A solicitação foi feita pelo procurador da República Eduardo Benones, no âmbito de um procedimento que já acompanha a aplicação dos recursos do FNSP no estado. O objetivo é esclarecer se houve uso de verbas federais na operação “Contenção”, que mobilizou cerca de 2,5 mil agentes das polícias Civil e Militar e do Ministério Público estadual, sob comando da Delegacia de Repressão a Entorpecentes (DRE).
Fiscalização e determinações do STF
O procedimento foi instaurado pelo MPF em abril de 2025, a partir de provocação do Conselho Nacional do Ministério Público (CNMP), com base nas determinações do Supremo Tribunal Federal (STF) na ADPF 635/RJ, conhecida como “ADPF das Favelas”.
Na decisão, o STF atribuiu ao MPF a responsabilidade de acompanhar a destinação das verbas federais voltadas à segurança pública no estado, especialmente aquelas destinadas a reduzir a letalidade policial.
Benones destacou que, antes de avançar na fiscalização geral dos recursos, é preciso esclarecer se a operação “Contenção” teve financiamento, total ou parcial, do Fundo Nacional de Segurança Pública.
Pedidos de esclarecimento
O MPF enviou ofícios a três órgãos:
- Secretaria Nacional de Segurança Pública (Senasp/MJSP): deve informar valores repassados ao estado, convênios firmados, planos de aplicação e execução dos recursos, além de esclarecer se houve uso de verbas federais em equipamentos, veículos e câmeras corporais utilizadas nas operações.
- Comitê Gestor do FNSP: deve detalhar a fiscalização sobre o uso das verbas, mecanismos de controle interno e eventuais registros de irregularidades.
- Secretaria de Estado de Segurança Pública do Rio (Sesp/RJ): deve informar se a operação “Contenção” contou com financiamento do FNSP, além de apresentar relatórios de planejamento, execução e medidas de transparência, especialmente sobre as câmeras corporais dos agentes.
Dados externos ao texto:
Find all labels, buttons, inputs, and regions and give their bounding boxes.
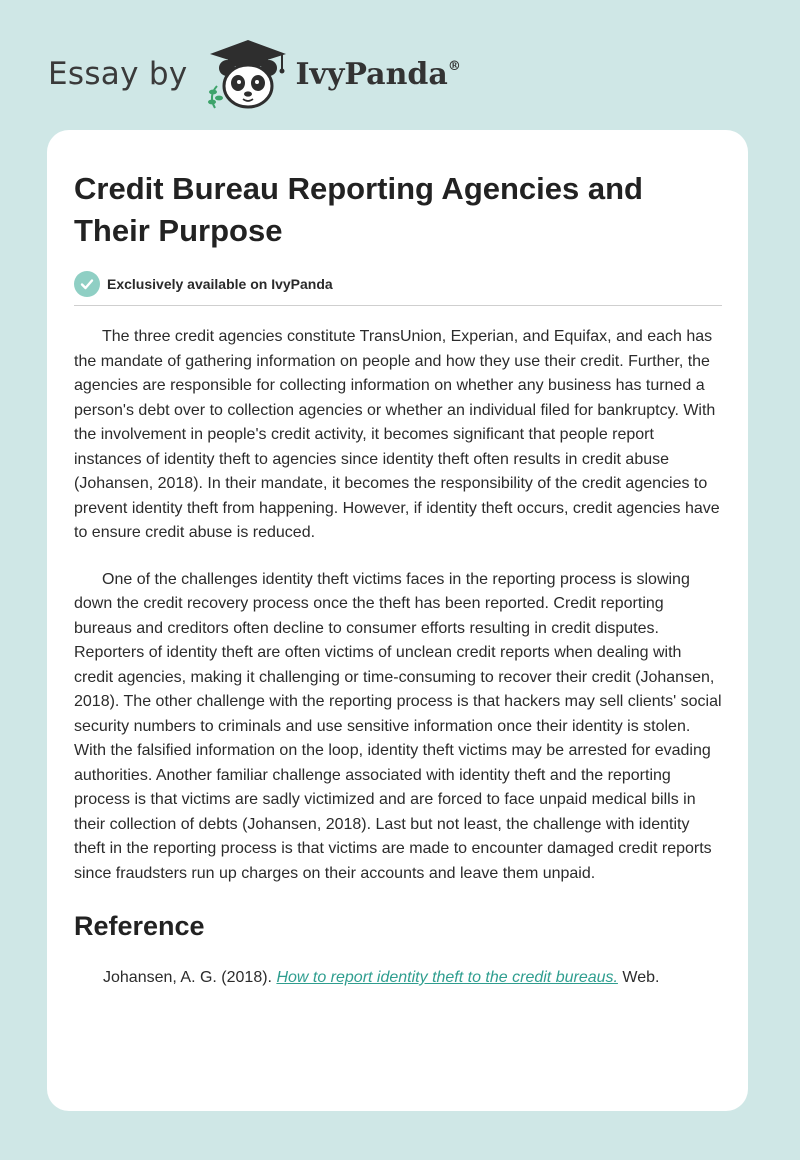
registered-mark: ®: [447, 58, 461, 74]
page-title: Credit Bureau Reporting Agencies and Their Purpose: [74, 171, 643, 248]
check-icon: [74, 271, 100, 297]
brand-name-text: IvyPanda: [295, 56, 448, 92]
reference-suffix: Web.: [617, 969, 660, 986]
reference-link[interactable]: How to report identity theft to the credit bureaus.: [276, 969, 618, 986]
reference-heading: Reference: [74, 911, 205, 941]
site-brand[interactable]: [48, 36, 461, 112]
brand-name: [296, 57, 461, 92]
brand-prefix: Essay by: [48, 56, 188, 92]
essay-card: [47, 130, 748, 1111]
exclusive-badge: [74, 270, 722, 298]
reference-prefix: Johansen, A. G. (2018).: [103, 969, 277, 986]
divider: [74, 305, 722, 306]
exclusive-label: Exclusively available on IvyPanda: [107, 276, 333, 292]
reference-entry: [74, 966, 722, 990]
body-paragraph-1: The three credit agencies constitute TransUnion, Experian, and Equifax, and each has the mandate of gathering information on people and how they use their credit. Further, the agencies are responsible for collecting information on whether any business has turned a person's debt over to collection agencies or whether an individual filed for bankruptcy. With the involvement in people's credit activity, it becomes significant that people report instances of identity theft to agencies since identity theft often results in credit abuse (Johansen, 2018). In their mandate, it becomes the responsibility of the credit agencies to prevent identity theft from happening. However, if identity theft occurs, credit agencies have to ensure credit abuse is reduced.: [74, 328, 720, 541]
panda-logo-icon: [202, 36, 294, 112]
body-paragraph-2: One of the challenges identity theft victims faces in the reporting process is slowing down the credit recovery process once the theft has been reported. Credit reporting bureaus and creditors often decline to consumer efforts resulting in credit disputes. Reporters of identity theft are often victims of unclean credit reports when dealing with credit agencies, making it challenging or time-consuming to recover their credit (Johansen, 2018). The other challenge with the reporting process is that hackers may sell clients' social security numbers to criminals and use sensitive information once their identity is stolen. With the falsified information on the loop, identity theft victims may be arrested for evading authorities. Another familiar challenge associated with identity theft and the reporting process is that victims are sadly victimized and are forced to face unpaid medical bills in their collection of debts (Johansen, 2018). Last but not least, the challenge with identity theft in the reporting process is that victims are made to encounter damaged credit reports since fraudsters run up charges on their accounts and leave them unpaid.: [74, 570, 722, 882]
Denúncias de violações e perda de imagens
O procurador também destacou as denúncias de graves violações de direitos humanos, com relatos de execuções, mutilações e uso excessivo da força. Segundo ele, se confirmadas, essas informações podem configurar grave violação de direitos humanos, sujeita à responsabilização internacional do Estado brasileiro.
O despacho ainda aponta que parte das imagens captadas pelas câmeras corporais dos policiais teria sido perdida por “descarregamento das baterias” durante a operação — fato que, segundo o MPF, compromete a transparência e reforça a necessidade de investigação.
Fundo Nacional e controle da letalidade
Criado pela Lei nº 10.201/2001 e atualmente regulado pelas leis nº 13.675/2018 e nº 13.756/2018, o Fundo Nacional de Segurança Pública financia ações e projetos de prevenção da violência, inteligência policial e redução da criminalidade. As regras do fundo proíbem o uso de recursos em despesas administrativas e exigem que os estados sigam a Política Nacional de Segurança Pública e Defesa Social.
Com a nova diligência, o MPF busca garantir transparência na gestão das verbas federais e o cumprimento das determinações do STF sobre o controle da letalidade policial no estado do Rio de Janeiro.